Re: multiprocess workloads, those livelock-ish behaviour have been the
most problematic to track down - but we made some recent progress on
understanding where they're coming from, and the new btree iterator
tracepoints should help.

The new error_throw tracepoint is also already proving useful for
tracking down wonky behaviour (just not the one you're talking about).

> I've been running rotating snapshots on many machines, it
> works well until it doesn't and I need to reboot or fsck. Reflink
> before 6.14 seemed a bit hacky and can result in errors. Nocow tends
> to lock up but isn't really useful with bcachefs anyway. Maybe
> casefolding which might not be fully tested yet. Those are the true
> experimental features and aren't really labelled as such.

Casefolding still has a strange rename bug.
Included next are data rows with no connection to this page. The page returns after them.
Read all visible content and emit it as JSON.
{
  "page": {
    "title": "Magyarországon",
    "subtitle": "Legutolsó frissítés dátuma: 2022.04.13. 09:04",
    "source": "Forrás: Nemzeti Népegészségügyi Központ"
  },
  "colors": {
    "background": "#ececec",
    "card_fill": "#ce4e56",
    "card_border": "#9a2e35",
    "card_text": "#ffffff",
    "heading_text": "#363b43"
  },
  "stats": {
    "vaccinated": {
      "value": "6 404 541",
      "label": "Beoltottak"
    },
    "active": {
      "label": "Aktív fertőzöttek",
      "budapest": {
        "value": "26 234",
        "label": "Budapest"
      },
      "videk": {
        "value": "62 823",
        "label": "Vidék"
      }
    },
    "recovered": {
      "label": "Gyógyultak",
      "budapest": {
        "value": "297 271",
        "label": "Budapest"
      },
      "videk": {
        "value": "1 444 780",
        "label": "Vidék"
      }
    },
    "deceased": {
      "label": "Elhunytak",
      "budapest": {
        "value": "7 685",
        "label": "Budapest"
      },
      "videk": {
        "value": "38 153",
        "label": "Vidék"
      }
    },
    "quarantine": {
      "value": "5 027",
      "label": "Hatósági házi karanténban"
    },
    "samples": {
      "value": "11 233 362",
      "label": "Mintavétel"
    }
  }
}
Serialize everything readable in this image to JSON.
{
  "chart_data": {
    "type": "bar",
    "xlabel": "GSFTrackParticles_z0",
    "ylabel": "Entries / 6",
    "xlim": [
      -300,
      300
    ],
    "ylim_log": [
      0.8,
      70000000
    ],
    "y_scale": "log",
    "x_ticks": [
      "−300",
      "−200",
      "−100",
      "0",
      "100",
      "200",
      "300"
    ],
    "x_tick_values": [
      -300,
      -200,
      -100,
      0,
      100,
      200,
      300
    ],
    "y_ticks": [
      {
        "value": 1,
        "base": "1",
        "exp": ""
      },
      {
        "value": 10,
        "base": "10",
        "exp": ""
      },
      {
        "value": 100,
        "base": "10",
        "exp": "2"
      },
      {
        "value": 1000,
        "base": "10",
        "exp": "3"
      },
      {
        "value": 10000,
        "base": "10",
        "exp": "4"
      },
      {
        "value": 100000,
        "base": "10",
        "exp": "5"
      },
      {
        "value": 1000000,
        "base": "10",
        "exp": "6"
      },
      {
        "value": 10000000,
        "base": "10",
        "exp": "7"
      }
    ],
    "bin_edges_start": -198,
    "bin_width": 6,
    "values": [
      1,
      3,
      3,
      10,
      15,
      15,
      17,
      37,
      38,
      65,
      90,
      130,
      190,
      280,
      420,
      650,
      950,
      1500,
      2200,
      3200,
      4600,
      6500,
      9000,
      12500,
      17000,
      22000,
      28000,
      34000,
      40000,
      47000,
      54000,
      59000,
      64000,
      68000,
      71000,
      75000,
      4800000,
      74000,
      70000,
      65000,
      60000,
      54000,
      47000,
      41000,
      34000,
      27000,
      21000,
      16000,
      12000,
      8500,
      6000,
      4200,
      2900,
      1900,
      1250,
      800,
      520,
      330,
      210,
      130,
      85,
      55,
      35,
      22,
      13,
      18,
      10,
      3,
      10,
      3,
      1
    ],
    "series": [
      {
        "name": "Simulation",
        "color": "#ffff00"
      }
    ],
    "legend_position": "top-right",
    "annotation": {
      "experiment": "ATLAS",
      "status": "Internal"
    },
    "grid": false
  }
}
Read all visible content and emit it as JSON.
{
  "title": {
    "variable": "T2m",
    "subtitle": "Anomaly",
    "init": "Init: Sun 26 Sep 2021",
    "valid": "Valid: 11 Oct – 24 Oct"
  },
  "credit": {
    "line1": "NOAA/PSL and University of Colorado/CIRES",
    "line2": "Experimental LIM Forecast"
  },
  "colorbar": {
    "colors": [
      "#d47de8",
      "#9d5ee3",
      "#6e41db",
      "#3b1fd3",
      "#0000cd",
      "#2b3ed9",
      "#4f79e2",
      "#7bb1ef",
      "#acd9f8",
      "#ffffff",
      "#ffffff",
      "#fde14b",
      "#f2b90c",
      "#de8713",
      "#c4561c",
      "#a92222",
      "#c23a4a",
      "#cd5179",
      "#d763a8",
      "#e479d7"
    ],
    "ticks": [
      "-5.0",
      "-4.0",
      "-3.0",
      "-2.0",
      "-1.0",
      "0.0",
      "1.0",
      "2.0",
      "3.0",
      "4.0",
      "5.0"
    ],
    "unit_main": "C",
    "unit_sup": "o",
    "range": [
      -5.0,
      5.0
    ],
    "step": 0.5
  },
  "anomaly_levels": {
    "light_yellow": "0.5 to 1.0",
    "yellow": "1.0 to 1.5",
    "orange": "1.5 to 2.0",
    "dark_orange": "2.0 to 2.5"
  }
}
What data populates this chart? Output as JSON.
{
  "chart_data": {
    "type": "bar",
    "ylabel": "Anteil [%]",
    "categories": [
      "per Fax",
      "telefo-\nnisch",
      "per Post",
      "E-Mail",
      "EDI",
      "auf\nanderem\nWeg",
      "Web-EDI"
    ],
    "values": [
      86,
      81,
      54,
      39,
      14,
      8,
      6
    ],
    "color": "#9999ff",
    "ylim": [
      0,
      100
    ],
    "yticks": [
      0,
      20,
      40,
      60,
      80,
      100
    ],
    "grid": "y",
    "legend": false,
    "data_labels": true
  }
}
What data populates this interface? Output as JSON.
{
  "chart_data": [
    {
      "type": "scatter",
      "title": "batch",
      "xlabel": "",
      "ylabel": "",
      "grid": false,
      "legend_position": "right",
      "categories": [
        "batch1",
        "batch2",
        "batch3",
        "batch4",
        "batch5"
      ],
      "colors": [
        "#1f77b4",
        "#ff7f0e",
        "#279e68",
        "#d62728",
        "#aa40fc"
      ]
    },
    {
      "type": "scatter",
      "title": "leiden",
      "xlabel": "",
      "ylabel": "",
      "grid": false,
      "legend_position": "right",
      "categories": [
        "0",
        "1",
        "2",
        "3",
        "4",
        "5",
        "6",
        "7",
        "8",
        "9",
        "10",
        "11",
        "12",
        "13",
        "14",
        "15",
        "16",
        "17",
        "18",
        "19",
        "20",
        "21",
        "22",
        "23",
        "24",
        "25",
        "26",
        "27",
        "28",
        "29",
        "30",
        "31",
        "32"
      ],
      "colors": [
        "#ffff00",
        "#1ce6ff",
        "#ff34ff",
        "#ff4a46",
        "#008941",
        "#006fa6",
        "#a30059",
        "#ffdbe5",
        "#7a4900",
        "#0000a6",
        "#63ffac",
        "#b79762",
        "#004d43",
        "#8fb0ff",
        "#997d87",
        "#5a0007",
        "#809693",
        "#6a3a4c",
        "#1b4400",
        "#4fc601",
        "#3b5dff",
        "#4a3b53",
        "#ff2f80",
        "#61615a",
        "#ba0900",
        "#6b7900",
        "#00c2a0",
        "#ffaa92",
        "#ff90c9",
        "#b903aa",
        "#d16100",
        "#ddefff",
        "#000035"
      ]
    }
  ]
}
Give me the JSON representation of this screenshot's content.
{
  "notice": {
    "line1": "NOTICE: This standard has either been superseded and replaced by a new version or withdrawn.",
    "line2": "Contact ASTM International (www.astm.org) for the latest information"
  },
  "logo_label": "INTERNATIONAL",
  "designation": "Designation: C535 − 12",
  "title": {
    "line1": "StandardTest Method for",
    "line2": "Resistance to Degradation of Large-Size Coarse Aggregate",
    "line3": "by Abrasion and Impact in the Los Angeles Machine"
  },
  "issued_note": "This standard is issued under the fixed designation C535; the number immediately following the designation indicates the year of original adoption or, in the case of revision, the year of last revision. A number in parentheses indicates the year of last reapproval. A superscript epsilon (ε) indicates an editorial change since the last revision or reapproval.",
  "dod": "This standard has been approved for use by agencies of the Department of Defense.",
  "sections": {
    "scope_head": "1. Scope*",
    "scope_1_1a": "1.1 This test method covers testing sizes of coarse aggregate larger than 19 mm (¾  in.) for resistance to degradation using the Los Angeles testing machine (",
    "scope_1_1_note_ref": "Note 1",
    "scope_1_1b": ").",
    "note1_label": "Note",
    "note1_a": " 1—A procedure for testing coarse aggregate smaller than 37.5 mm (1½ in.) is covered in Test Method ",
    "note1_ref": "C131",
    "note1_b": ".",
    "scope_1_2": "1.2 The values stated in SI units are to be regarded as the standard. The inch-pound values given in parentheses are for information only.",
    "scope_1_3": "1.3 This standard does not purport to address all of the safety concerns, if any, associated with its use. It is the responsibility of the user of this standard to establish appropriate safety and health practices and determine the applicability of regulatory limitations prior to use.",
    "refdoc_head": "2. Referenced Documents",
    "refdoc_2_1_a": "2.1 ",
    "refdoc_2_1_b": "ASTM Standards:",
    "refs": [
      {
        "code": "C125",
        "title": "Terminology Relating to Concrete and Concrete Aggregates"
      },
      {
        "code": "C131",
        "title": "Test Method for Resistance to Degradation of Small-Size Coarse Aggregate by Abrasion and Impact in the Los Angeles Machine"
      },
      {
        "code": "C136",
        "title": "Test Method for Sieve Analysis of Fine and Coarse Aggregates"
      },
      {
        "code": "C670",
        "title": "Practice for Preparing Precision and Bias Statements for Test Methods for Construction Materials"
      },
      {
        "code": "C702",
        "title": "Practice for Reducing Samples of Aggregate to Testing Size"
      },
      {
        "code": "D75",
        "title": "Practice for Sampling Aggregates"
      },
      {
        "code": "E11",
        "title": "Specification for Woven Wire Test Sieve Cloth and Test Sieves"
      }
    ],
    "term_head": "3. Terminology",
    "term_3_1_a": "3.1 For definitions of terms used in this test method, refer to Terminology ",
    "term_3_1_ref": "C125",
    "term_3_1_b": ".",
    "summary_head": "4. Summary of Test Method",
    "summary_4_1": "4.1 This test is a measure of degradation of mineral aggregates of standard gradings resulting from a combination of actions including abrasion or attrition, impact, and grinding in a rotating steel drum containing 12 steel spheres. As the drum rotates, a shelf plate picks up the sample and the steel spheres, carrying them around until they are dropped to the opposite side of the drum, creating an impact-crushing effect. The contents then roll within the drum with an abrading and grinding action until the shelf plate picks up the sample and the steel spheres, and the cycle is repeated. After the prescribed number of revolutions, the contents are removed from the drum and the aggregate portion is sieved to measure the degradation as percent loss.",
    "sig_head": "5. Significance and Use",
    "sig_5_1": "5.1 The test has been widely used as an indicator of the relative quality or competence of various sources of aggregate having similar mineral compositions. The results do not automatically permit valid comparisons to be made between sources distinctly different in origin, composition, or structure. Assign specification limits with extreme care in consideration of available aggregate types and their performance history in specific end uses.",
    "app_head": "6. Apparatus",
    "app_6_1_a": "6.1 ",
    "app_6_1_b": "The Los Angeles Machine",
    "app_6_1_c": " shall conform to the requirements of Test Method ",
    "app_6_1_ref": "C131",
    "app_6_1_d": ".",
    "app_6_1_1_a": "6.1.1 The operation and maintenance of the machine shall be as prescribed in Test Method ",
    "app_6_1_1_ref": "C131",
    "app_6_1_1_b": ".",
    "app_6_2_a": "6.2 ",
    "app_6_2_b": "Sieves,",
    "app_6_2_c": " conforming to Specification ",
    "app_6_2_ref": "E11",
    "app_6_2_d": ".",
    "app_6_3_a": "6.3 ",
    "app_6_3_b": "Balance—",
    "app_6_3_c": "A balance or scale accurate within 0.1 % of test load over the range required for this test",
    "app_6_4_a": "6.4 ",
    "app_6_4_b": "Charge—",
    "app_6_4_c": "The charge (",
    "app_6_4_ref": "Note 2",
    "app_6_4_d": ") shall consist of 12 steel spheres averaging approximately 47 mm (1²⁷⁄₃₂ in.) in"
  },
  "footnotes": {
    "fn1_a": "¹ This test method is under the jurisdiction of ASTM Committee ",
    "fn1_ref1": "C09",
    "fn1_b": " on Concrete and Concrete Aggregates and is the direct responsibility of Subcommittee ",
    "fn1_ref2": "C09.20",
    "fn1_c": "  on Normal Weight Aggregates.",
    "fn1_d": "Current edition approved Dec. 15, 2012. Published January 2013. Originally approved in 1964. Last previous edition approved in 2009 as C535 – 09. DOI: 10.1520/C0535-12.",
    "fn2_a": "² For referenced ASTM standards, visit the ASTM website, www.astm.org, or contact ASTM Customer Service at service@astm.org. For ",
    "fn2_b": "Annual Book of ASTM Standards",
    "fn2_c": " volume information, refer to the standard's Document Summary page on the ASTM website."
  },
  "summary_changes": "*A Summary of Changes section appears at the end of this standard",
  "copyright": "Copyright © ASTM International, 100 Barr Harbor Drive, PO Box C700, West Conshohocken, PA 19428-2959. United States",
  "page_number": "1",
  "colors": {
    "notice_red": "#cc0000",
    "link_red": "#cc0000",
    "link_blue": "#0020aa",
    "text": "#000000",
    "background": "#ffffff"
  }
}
Some of the recent self
healing work was partly to make it easier to track down - we now will
notice that something went wrong and pop a fsck error on the first 'ls'
of an improperly renamed dirent.

> We can always say "yes, this is fixed in master, this is fixed in
> 6.XX-rc4" but it is still experimental and tends to be what causes the
> most pain right now.  I think this needs to be communicated more
> clearly. If the filesystem goes off experimental, I think a subset of
> features should be gated by filesystem options to reduce the need for
> big and urgent rc patches.

Yeah, this is coming up more as the userbase grows.

For the moment doing more backports is infeasible due to sheer volume,
but I expect this to be changing soon - 6.17 is when I expect to start
doing more backports.

> The problem is...  when the experimental label is removed, it needs to
> be very clear that users aren't expected to be running the latest rc
> and master branch.  All the features marked as stable should have
> settled enough that there won't be 6 users requiring a developer to
> mount their filesystem read-write or recover files from a catastrophic
> race condition.

Correct. Stable backports will start happening _before_ the experimental
is lifted

> This is where communication needs to be clear, bcachefs website,
> tools, options; should all clearly label features that might require
> someone to ask a developer's help or to run the latest release
> candidate or a debug version of the kernel.

Everything just needs to be solid before the experimental label is
lifted. I don't want users to have to check a website to know what's
safe to use.